The ceremony took place at The White House, President Bush and wife Barbara (much scarier in person) officiating. Afterwards a select group of 50 or so attendees was invited to stay for lunch (lamb).

I almost didn’t make it in. Even though I’d been formally invited my name triggered an alarm when I arrived at the gate because short months prior to the occasion I’d been involuntarily admitted into a state mental hospital – for a curiously refreshing account of these events CLICK HERE to order Invisible Driving, my bipolar memoir.

The White House was much smaller inside than I’d imagined and I was delighted to find a complete set of Nixon’s memoirs in one of the bathrooms.

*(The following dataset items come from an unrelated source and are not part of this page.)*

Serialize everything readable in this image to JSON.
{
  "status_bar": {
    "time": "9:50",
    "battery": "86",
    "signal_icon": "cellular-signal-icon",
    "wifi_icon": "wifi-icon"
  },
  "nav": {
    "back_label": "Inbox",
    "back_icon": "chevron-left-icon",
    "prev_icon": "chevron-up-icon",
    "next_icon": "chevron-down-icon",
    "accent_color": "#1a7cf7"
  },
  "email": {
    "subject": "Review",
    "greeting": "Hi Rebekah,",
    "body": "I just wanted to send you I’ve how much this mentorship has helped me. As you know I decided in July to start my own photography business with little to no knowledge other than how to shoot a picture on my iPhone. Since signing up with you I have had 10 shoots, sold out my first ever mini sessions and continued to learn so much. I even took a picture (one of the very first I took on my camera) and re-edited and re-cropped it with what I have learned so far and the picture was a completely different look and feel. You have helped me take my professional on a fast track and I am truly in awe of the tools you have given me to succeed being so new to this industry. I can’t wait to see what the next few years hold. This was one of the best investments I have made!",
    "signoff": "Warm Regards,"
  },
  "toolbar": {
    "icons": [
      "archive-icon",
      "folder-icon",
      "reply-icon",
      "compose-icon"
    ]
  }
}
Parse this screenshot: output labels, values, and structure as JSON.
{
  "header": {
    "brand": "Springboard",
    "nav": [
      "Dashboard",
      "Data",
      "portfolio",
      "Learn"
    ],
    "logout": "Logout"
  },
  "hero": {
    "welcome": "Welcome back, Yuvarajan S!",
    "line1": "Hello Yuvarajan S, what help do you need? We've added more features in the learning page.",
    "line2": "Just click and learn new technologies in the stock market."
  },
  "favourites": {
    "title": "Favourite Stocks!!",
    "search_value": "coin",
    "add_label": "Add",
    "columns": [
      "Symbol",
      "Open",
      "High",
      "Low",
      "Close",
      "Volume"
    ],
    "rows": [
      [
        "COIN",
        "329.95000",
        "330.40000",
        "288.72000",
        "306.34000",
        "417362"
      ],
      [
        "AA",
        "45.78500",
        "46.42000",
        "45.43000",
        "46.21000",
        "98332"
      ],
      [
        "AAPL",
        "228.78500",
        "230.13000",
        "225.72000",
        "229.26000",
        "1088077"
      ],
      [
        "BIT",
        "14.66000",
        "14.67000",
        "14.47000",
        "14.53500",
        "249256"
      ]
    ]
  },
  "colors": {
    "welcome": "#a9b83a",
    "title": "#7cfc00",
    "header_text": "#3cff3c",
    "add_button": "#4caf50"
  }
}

I had no desire to call attention to myself and didn’t want to do anything that might embarrass The Professor; it was his day after all. However, at the mix and mingle, right before sitting down to lunch, when I saw B.B. King schmoozing with then Attorney General Richard Thornburg, I simply had to introduce myself. (Frankly I’ve never been terribly impressed by King as a musician, although I do like his voice.)

We chatted very amiably for a while and then I stopped for a moment and said, “You know, unlike pretty much everybody else here,” with that I swept my arm across the sea of predominately white, male, humorless, Republican, conservative, uptight twits, sycophants, and unctuous opportunists, “I actually own some albums by you.”

(This was true; a terrific effort with horns called Blues On Top Of Blues and a dreadful 2-album Buddha reissue pairing him with old friend Bobbie “Blue” Bland. In high school I’d purchased an appalling album called Lucille and given it away after listening to it twice.)

Now, in all honesty, I thought this was a slow pitch, an opportunity for us to be amused by the irony together. It is hard to imagine George Bush moanin’ about goin’ to Memphis to get his hambone boiled, or Barbara cryin’ ‘cause she need a hot dog for her roll. I doubt that pooling the entire group would have produced more B.B. King albums than Jasper Johns paintings. And yet, nothing at all from The King, just a sour puss indicating I’d given him the blues.

Then it dawned on me, when it comes to egomania there is no such thing as success, there is never enough approbation to satisfy the appetite. King was unable to be amused by the irony because he wouldn’t be satisfied until the whole world had albums by him. But the bad part is, even then it wouldn’t be enough.

I saw this with my father; ultimately the fame meant nothing. As it says in the play Deathtrap, “Nothing recedes like success.” And when it does recede, if you’ve got nothing substantial to fall back on, nothing in the center to nourish you, it gets mighty lonely out there.

Everybody wants to know, why I sing the blues, I’ve been around a long time, and I’ve really paid my blues.